I'm an English teacher. I guess that makes sense.  Just like a garbage man deals in garbage or a dancer dances, I teach English and am therefore described as an English teacher.  I also do other things (if a student were to write this in an essay, I would ask for more information), but this blog is not about those other things; it's about English, teaching, and the teaching of English, specifically, my experiences, thoughts, and random musings about the craft. I'm putting this together for a couple of different reasons: 1). because as a writing teacher, I need to write more than an endless series of evaluative comments on student essays (shouldn't I be somewhat of an expert in actual writing?), and 2). because I feel like I have something to say about this whole writing thing that few people seem to be saying.

So, a bit about myself: I exclusively teach college composition and argument.  I could teach literature, but that is not nearly as exciting to me.  I just enjoy empowering people by having them become aware of and practice rhetorical devices in writing.  It's kind of a cool gig.  I work for an online university.  I get what the fuss about online education is, but we're still doing some good in the world (even if, at times, it seems a very small "good").  Rest assured, those of us who teach here are pushing for more quality in our education than quantity; we're starting to get there.

For fun, I read text books and theory.  I am, I suppose, a nerd.  Nowadays, being a nerd can be cool.  I could be cool if I wanted to be. I'm not.  Right now I'm reading a book by Jay Heinrichs called, Thank You For Arguing: What Aristotle, Lincoln, and Homer Simpson can Teach us About Persuasion. It's a fun little read. I will let you know how it turns out.

So anyway, let's get to the meat of what this blog is about: my weird thoughts about writing and rhetoric,  analogy, anecdotes, metaphors, and insights on the writing process.  Today's theme: fishing.

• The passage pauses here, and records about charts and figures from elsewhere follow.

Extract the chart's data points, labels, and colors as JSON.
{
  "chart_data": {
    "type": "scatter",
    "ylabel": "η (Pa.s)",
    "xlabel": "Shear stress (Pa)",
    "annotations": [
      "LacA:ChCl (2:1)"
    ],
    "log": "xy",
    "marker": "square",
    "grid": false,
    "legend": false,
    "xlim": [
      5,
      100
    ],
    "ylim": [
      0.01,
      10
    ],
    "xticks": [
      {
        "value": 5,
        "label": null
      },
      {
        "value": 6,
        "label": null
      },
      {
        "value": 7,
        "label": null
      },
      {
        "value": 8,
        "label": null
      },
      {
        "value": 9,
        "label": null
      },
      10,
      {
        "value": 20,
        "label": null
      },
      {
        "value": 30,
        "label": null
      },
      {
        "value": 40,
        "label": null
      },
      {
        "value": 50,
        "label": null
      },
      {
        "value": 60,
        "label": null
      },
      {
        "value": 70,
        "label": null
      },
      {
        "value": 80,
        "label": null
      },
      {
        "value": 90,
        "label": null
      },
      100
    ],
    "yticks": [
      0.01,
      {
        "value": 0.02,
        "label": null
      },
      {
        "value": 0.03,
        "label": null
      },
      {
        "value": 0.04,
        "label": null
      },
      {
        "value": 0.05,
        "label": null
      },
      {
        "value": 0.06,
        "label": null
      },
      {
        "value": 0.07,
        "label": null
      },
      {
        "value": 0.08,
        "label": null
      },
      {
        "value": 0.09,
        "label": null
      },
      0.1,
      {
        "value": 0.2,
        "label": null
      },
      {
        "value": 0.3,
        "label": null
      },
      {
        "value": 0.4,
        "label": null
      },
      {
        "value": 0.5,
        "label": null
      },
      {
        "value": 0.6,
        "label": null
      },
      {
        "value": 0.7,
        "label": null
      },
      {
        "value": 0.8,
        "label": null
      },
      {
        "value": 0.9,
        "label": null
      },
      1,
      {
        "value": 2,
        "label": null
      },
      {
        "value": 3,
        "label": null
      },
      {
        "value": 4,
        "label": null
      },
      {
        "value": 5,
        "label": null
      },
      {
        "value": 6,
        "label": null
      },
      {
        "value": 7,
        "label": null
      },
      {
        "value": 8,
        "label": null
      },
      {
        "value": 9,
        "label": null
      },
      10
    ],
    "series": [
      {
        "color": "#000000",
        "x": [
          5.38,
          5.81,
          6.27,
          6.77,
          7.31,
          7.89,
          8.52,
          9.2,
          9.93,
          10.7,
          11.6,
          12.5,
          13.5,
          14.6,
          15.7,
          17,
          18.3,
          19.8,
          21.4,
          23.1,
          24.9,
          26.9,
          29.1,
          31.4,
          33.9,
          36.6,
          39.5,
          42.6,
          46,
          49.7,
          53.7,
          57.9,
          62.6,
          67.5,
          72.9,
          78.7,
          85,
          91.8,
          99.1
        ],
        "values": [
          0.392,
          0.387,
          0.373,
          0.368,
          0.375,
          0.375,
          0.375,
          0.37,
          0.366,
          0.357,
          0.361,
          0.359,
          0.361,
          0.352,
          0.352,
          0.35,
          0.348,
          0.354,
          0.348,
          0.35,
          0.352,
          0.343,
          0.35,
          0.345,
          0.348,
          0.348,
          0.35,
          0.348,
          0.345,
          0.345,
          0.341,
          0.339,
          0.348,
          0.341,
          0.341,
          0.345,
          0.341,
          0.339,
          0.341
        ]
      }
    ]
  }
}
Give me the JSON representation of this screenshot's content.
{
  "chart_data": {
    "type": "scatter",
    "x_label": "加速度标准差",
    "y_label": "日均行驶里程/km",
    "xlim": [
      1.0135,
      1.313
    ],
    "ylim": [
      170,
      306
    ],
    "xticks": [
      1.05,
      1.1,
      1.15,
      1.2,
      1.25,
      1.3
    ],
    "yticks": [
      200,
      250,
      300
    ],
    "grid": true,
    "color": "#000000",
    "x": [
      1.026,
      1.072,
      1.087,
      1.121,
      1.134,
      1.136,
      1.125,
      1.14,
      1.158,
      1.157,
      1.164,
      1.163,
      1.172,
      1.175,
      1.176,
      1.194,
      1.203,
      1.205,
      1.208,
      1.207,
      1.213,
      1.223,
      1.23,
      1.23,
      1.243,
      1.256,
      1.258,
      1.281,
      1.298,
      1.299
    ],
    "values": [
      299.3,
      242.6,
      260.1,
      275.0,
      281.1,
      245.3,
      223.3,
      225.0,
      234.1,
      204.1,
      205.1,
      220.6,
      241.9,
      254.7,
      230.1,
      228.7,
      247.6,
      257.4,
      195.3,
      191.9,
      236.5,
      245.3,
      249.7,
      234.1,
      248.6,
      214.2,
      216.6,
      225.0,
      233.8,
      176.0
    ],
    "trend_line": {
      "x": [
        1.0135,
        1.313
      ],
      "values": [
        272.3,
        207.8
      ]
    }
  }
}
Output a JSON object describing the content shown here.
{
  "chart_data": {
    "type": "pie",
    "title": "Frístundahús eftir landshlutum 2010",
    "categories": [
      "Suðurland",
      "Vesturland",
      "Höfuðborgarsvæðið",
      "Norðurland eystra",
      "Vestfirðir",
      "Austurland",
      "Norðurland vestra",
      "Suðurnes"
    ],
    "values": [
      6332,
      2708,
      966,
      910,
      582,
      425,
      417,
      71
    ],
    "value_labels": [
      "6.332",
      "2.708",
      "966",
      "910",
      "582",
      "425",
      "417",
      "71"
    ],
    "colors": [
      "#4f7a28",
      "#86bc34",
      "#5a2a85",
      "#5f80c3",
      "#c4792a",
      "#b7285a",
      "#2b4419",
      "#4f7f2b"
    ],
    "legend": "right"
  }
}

Fishing for Readers or The Reader Fish
Through my classes, we've been talking about how to attract and draw in readers.  I'm always looking for interesting ways to explain the process.  Today, as I was strolling about the college hallways, I thought about fishing.  Why?  I haven't a clue.  I don't fish.  I don't even know where one would fish around here.  Sometimes I think if one were to really try, he or she could convince me that some fish come pre-breaded and in angular shapes.  Modern science does some pretty amazing things.  I guess the idea wouldn't be all that absurd.  Anyway, I thought about the fishing process and how that relates to writing.  It goes something like this:

When we write, we cast our words into space.  Not space like chest-dwelling alien, spaceship, puppy-on-the-moon space, but just an indefinable emptiness.  Attached to our writing is the promise of better things.  Our subjects and titles, if compelling enough, draw the reader fish to our work.  We expertly hook them in, not by yanking on the line, but by angling our words in ways that attach themselves to our readers.  Once hooked, we don't immediately pull our readers from their realities into ours; we allow them space and time to get used to these new words gently lodged in their throat.  Little by little we guide them closer to the shore; closer to our way of thinking--not by instantly denying our readers their worlds, but by slowing filtering in ours.  

We don't fight, we nudge, we prod, we offer a path to our ideas by convincing the reader fish that our way of thinking is logical and the only way that makes sense.  Eventually, we guide them into our world, reach down into the shallows for that final pull toward the surface, gently lift them from the water, swiftly chop off their heads, and cook them over an open flame. If we're really good, we might even convince them to bring their own tartar sauce.  

How can you not love the idea of writing?